The primary difference between converged infrastructure and hyperconverged infrastructure is that in HCI both the storage area network and the underlying storage abstractions[clarification needed] are implemented virtually in software (at or via the hypervisor) rather than physically in hardware.[1][2] Because software-defined elements are implemented in the context of the hypervisor, management of all resources can be federated (shared) across all instances of a hyper-converged infrastructure.
Design
Hyperconvergence evolves away from discrete, software-defined systems that are connected and packaged together toward a purely software-defined environment where all functional elements run on commercial, off-the-shelf (COTS) servers, with the convergence of elements enabled by a hypervisor.[3][4] HCI systems are usually made up of server systems equipped with direct-attached storage.[5] HCI includes the ability to pool like systems together.[6][7] All physical data-center resources reside on a single administrative platform for both hardware and software layers.[8]

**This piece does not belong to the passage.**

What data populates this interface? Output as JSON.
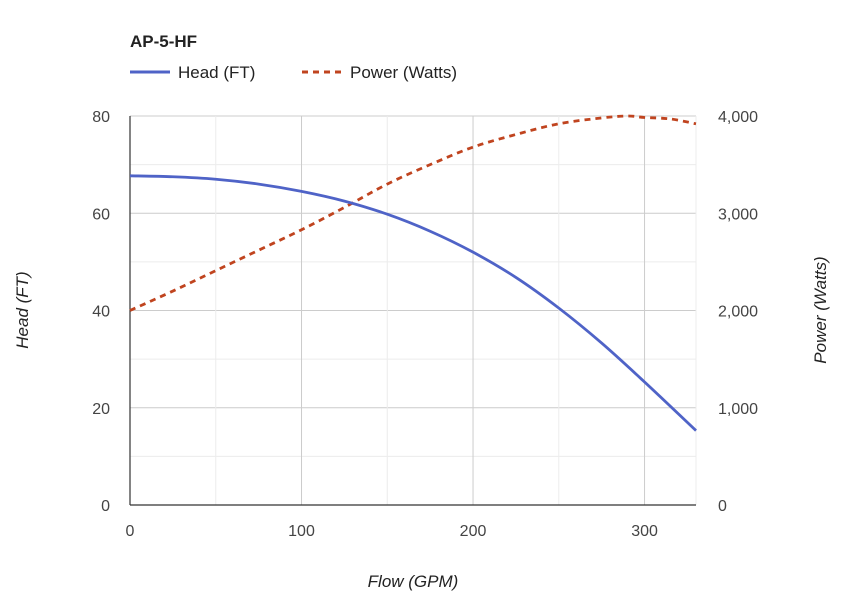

Consolidation of all functional elements at the hypervisor level, together with federated identity management, was promoted to improve data-center inefficiencies and reduce the total cost of ownership (TCO) for data centers.[9][need quotation to verify][10][11]
The potential impact of the hyper-converged infrastructure is that companies will no longer need to rely on different compute and storage systems, though it is still too early to prove that it can replace storage arrays in all market segments.[12] It is likely to further simplify management and increase resource-utilization rates where it does apply.[13][14][15]